Asset Management Firm in Hot Water


Date: Tuesday, July 3, 2007
Author: Lenny Broytman, Risk Center

Lake Shore Asset Management Ltd. (LAM) is reportedly in hot water after having its assets frozen by a federal district court judge.

After a complaint was filed by the Commodity Futures Trading Commission (CFTC), Federal Judge Blanche M. Manning prohibited LAM from destroying or altering any of their records.
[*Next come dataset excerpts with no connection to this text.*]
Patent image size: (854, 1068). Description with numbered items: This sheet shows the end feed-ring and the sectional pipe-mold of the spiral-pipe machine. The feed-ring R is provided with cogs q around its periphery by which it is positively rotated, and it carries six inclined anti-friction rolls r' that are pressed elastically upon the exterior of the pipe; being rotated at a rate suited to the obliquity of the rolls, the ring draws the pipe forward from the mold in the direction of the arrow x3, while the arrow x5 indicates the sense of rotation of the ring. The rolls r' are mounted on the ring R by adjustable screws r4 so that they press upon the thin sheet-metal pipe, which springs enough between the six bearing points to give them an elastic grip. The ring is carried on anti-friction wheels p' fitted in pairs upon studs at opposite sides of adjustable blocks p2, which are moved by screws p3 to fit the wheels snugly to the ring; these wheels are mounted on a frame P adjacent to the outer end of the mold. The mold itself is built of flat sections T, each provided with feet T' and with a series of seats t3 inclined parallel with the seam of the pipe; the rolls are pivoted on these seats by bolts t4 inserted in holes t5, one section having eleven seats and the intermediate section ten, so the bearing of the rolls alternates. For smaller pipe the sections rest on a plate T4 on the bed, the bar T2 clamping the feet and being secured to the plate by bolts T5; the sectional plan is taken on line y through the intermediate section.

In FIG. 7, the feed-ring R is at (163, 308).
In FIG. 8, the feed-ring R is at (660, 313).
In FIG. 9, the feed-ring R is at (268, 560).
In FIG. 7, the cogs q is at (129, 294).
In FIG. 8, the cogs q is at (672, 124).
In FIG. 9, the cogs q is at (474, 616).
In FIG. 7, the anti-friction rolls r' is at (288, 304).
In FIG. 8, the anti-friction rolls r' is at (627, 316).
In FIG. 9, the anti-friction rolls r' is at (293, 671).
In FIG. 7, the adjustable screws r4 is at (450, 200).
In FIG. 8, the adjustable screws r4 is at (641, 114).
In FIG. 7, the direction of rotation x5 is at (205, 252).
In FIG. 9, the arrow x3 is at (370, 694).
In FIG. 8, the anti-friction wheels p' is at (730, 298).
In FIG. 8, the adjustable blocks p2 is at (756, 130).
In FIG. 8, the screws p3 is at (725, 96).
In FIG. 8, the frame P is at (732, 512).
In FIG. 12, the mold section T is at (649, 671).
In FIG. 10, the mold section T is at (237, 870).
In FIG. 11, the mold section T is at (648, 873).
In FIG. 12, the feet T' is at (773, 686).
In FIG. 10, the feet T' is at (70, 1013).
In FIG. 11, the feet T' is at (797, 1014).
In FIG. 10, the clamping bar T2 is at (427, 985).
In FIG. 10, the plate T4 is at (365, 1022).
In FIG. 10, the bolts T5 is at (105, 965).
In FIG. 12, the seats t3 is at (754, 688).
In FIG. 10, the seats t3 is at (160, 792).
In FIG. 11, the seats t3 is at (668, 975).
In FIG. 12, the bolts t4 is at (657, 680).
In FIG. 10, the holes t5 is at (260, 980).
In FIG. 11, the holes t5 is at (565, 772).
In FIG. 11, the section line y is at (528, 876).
The orders also state that the firm is not allowed to refuse any inspection that may be initiated by the CFTC.

Judge Manning’s June 27 order states that there is cause to believe that LAM “has engaged, is engaging in, or is about to engage in violations” of the rules of conduct regarding the ways in which the firm manages their books and makes them available to the proper authorities.

CFTC’s head of enforcement, Gregory Mocek, stated that “the commission’s ability to inspect books and records is a critical regulatory tool that allows us access to a registrant’s daily operations.” LAM’s chairman, Laurence Rosenberg, had no immediate comment to combat Mocek’s remarks.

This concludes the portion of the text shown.